First, more fiscal stimulus and closer international coordination of the stimulus packages are needed. Some important principles for moving forward include the need to reach a Global New Deal that emphasizes environmentally sustainable growth, job security and social protection; to avoid protectionist measures and unfair trading practices; and to provide more long-term development lending and ODA.
Donors should accelerate delivery on their commitments to ensure that the poorest countries also have sufficient space for countercyclical policy measures. The benefits of this will eventually accrue to all, in the form of more equitable and more stable growth.
Second, there must be deep reform of the international financial system.
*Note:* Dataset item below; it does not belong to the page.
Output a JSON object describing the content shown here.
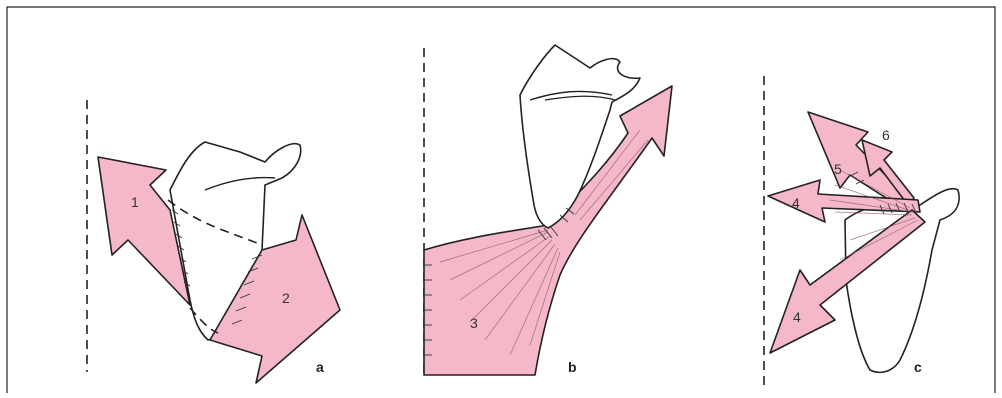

And this must include systemic reforms of financial regulation, tax cooperation, international debt restructuring mechanisms and a new global reserve system.
Achieving this, however, will require more legitimate and representative institutions of global governance, which are essential for tackling the many other common challenges we face, including climate change. The weakness of existing institutions in this regard rendered them unable to deal with the crisis effectively, let alone to avert it.
The crisis also has made clear that we need greater coherence between the multilateral trading system and the international financial architecture. And we must address the crisis in ways consistent with the tripartite mission of the United Nations, to promote peace and security, development and respect for human rights.
My remarks this morning are meant as a general overview of the issues that need to be addressed in the wake of the crisis. The Conference on the World Financial and Economic Crisis and its Impact on Development, to be convened by the United Nations in New York, from 1-3 June, presents a unique opportunity to articulate the concerns and ideas of the broad spectrum of countries, organizations and interests. Ultimately, it can only be the various voices from across the global community as a whole that shape the UN’s – and the world’s – way of dealing with the crisis.
In this spirit, I am looking forward to a productive and insightful set of discussions.
Thank you very much for your attention.
1 The WTO expects a fall in global trade volume by 9 per cent this year. In the WESP, we project an even steeper decline, by 11 per cent.
2 Because of the crisis, the ILO estimates, 50 million more p
eople worldwide could become unemployed and hundreds of millions may join the ranks of the working poor.
3 The IMF estimates that the balance-of-payments shock could amount to $140 billion in 2009 for low-income countries alone.
4 Between 105 and 145 million more people are expected to remain poor or fall into poverty because of the global economic slowdown.